Francis Spufford, I may be some time:
The ice had preserved John Torrington, John Hartnell, and William Braine as yellowed revenants from 1846. Their lips had drawn back from their teeth, and their eyes, oysters of water-ice when the coffins were first opened, proved to have sunk back beneath the lids [...] the preserving ice does something curious to history. It does not distinguish between the recent dead and the remote dead; all are glazed over alike.
I am returning to this book after a week's travel, exigencies of packing for which have left me with a number of half-read books that I must now try to finish.

Friday, March 2, 2012

"By the time Collins was being pursued by a woman with green tusks, you sense he was in big trouble"

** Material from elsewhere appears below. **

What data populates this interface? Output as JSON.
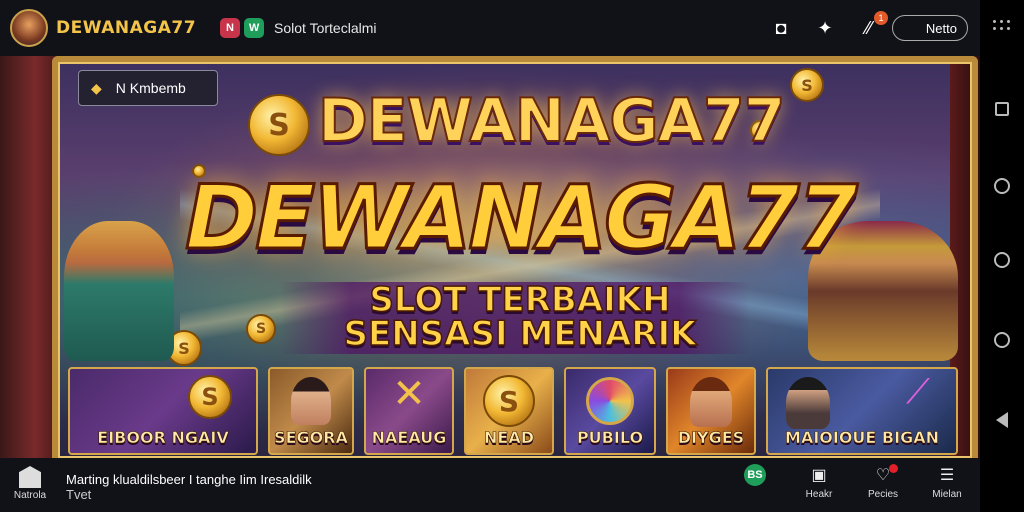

Back from Boston, where I had a pleasant few days, to "fyre and flete and candlelight," and the (more urgent than I had realized) task of finishing up my thesis. Some linkage:

1. Engaging review of Peter Ackroyd's (apparently dull) biog. of Wilkie Collins.

2. Geoff Dyer on porn and Thomas Ruff. Inter alia I am grateful to GD for teasing out the pun in "coming to our senses." (Which also enriches that Frost line, "going home / From company means coming to our senses.")

3. From Guy Davenport's diary in The Hunter Gracchus:
The white frost that made the fire feel so good, and the quilt so comfortable, had also reddened the maples and mellowed the persimmons. Cloth shoes stink by the fire. Foxes bark in the deep of the wind.

Opossum:persimmon::moth:mulberry. Christmas Island (South Pacific): imperial pigeon, noddy, glossy swiftlet, reef heron.